One of the primary purposes of the Court of Appeals for the Federal Circuit (C.A.F.C.) is to ensure consistent claim construction results from the several district courts. Well, good luck on that! (American Piledriving Equipment, Inc. v. Geoquip, Inc. and American Piledriving Equipment, Inc. v. Bay Machinery Corporation)
American Piledriving is the owner of a patent, the `964 patent, directed to counterweights for vibratory pile drivers which, as the name implies, are used to drive piles or support columns into the ground. Hydraulic Power Systems, Inc. is the manufacturer of certain vibratory pile drivers which are considered, by American Piledriving, to infringe the `964 patent. As might be expected, American Piledriving sued Hydraulic Power Systems. Not content with this, however, American Piledriving went on to sue six distributors and users of the Hydraulic Power Systems pile drivers – in six separate suits filed in six different courts!

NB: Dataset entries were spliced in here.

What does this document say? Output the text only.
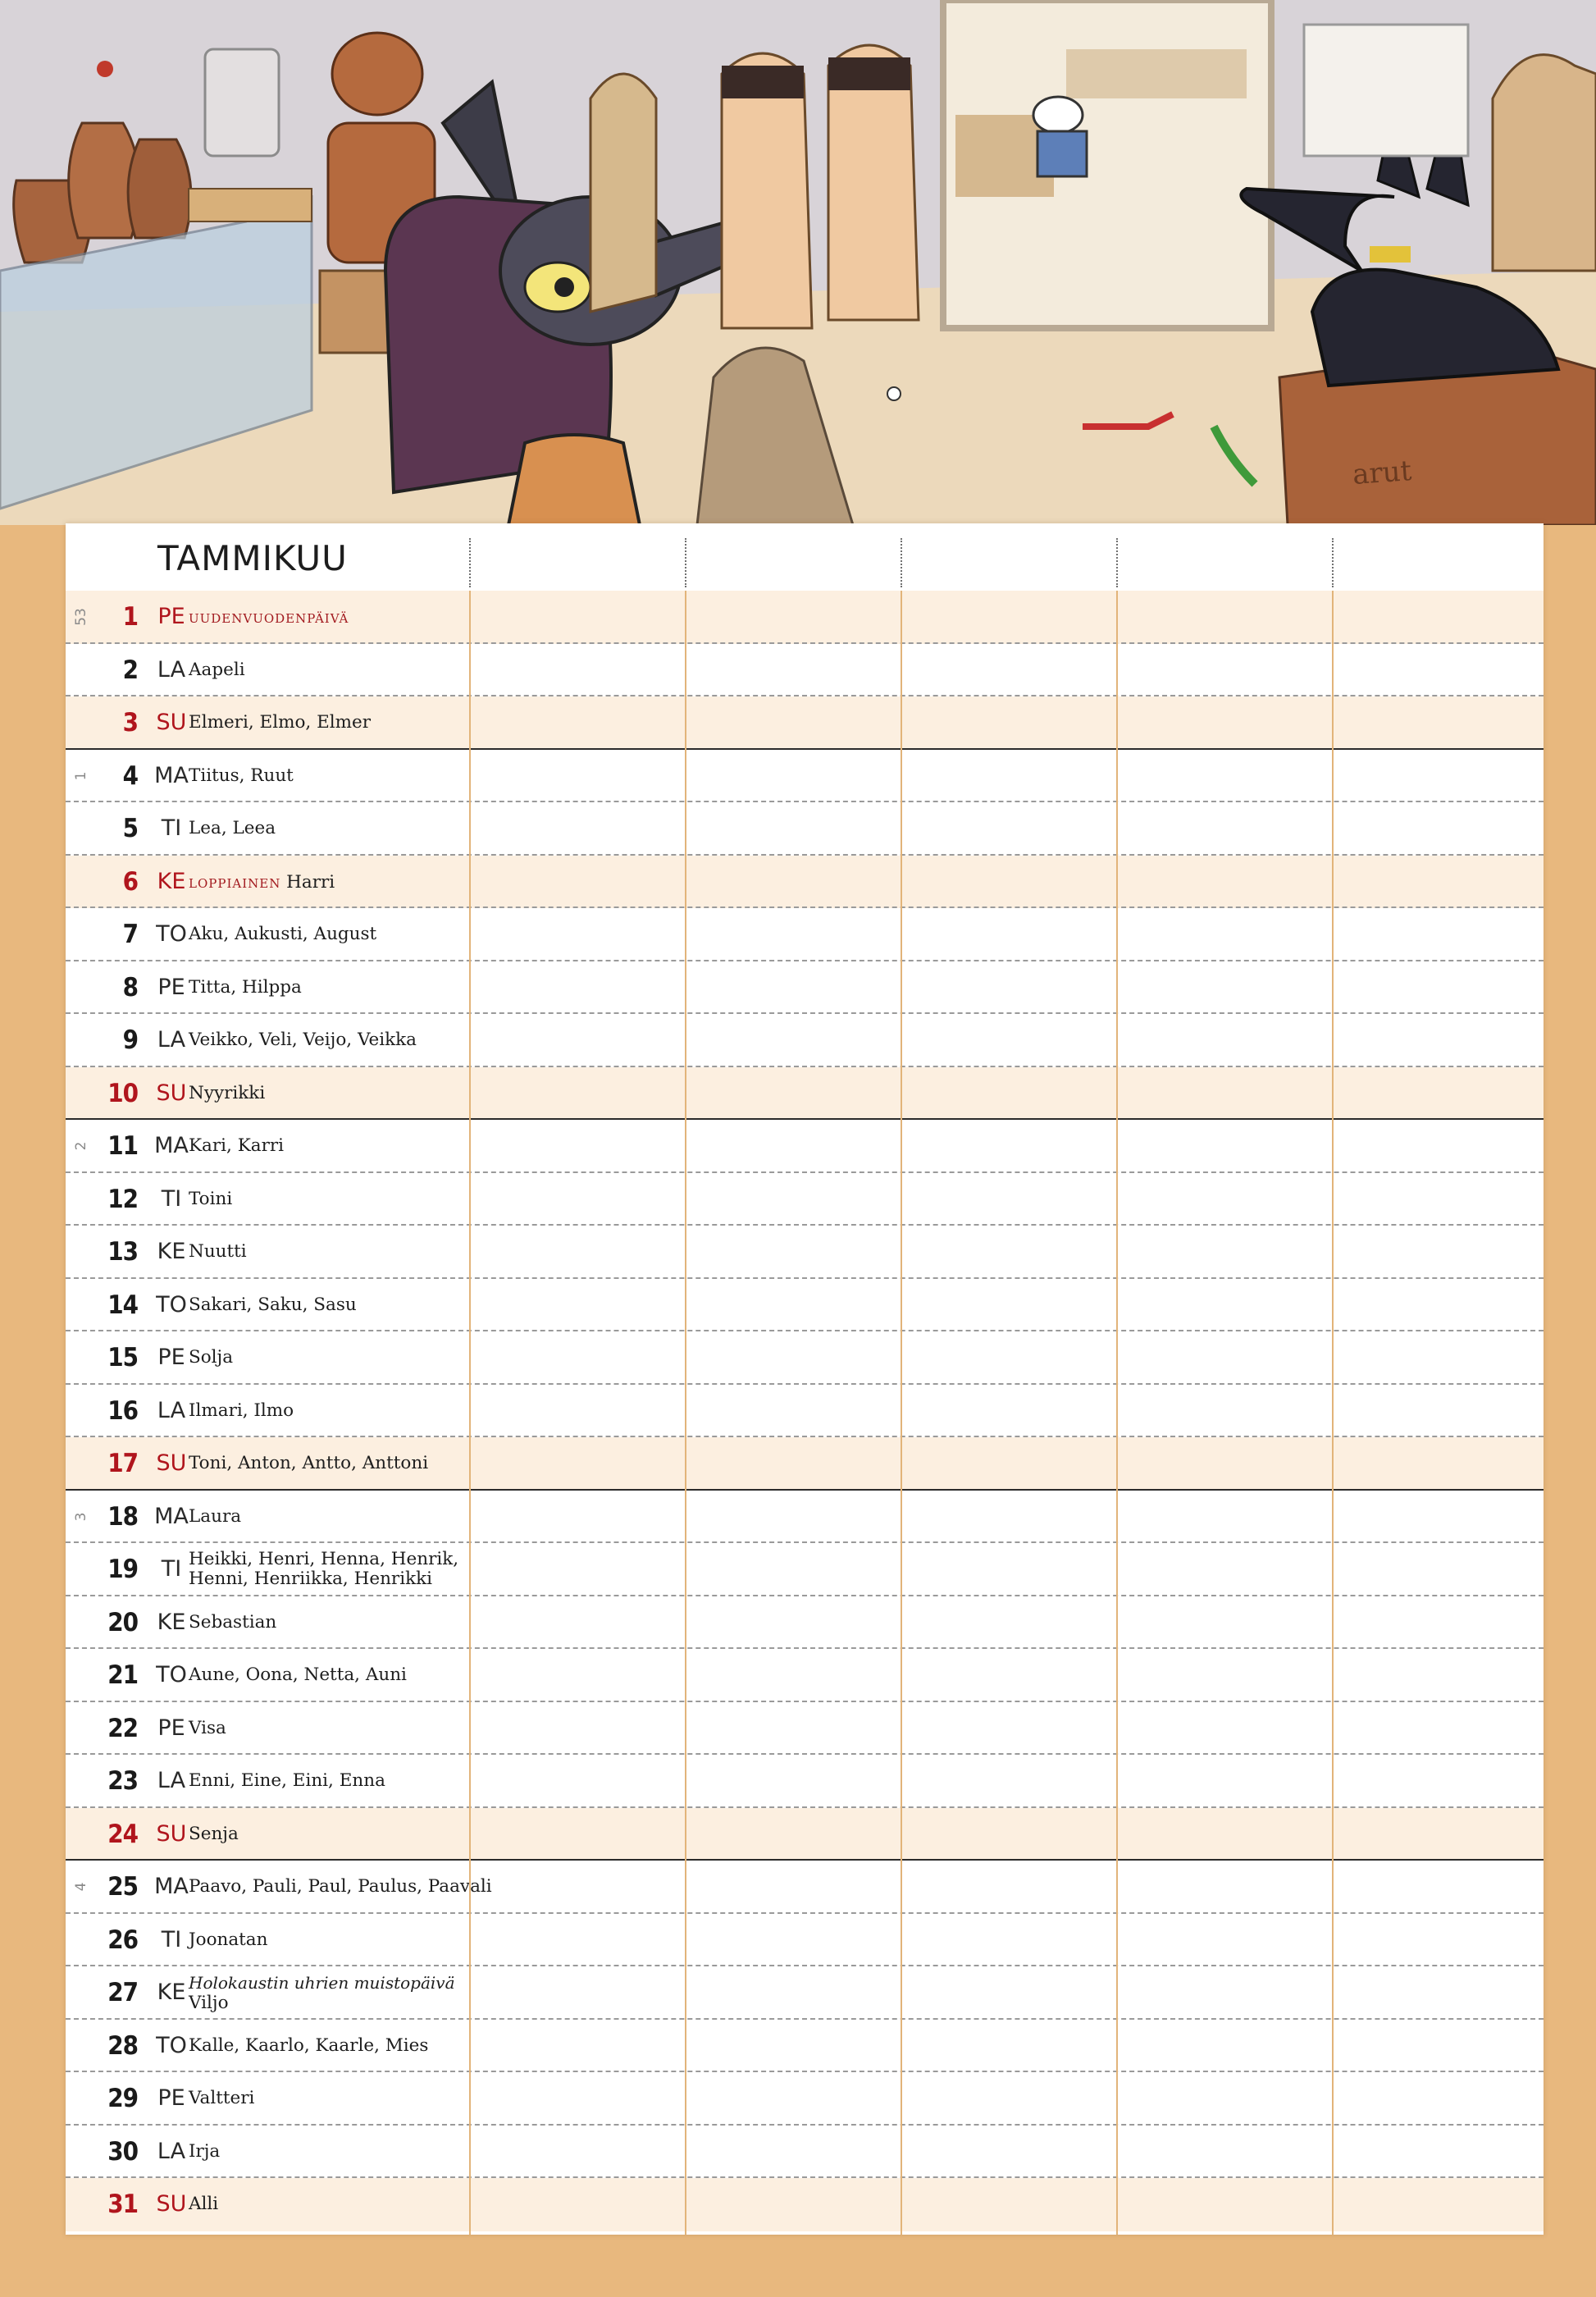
arut
TAMMIKUU
53	1 PE uudenvuodenpäivä
2 LA Aapeli
3 SU Elmeri, Elmo, Elmer
1	4 MA Tiitus, Ruut
5	TI Lea, Leea
6 KE loppiainen Harri
7 TO Aku, Aukusti, August
8 PE Titta, Hilppa
9 LA Veikko, Veli, Veijo, Veikka
10 SU Nyyrikki
2 11 MA Kari, Karri
12	TI Toini
13 KE Nuutti
14 TO Sakari, Saku, Sasu
15 PE Solja
16 LA Ilmari, Ilmo
17 SU Toni, Anton, Antto, Anttoni
3 18 MA Laura
19	TI Heikki, Henri, Henna, Henrik,
Henni, Henriikka, Henrikki
20 KE Sebastian
21 TO Aune, Oona, Netta, Auni
22 PE Visa
23 LA Enni, Eine, Eini, Enna
24 SU Senja
4 25 MA Paavo, Pauli, Paul, Paulus, Paavali
26	TI Joonatan
27 KE Holokaustin uhrien muistopäivä
Viljo
28 TO Kalle, Kaarlo, Kaarle, Mies
29 PE Valtteri
30 LA Irja
31 SU Alli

Whether the accused pile drivers infringed the `964 patent largely turned on the construction of three claim terms. All seven district courts considered those three terms in rendering their claim constructions. No two construed all three terms the same way!
Two of the cases, from the Eastern District of Virginia and the Northern District of California, were combined on appeal to the C.A.F.C. The two district courts had agreed as to the construction of one of the three terms, but disagreed as to the other two. While we do not wish to be seen as somehow commenting on the merits of the courts, we note that the C.A.F.C. agreed with the Virginians on both disputed constructions and found that the Californians had “impermissibly read in” limitations to the two claim terms. Not that it made any difference. The California court had entered a summary judgment of noninfringement. After correcting the California claim construction, the C.A.F.C. affirmed the summary judgment.
THE LESSON TO BE LEARNED: Claim construction remains unpredictable and inconsistent.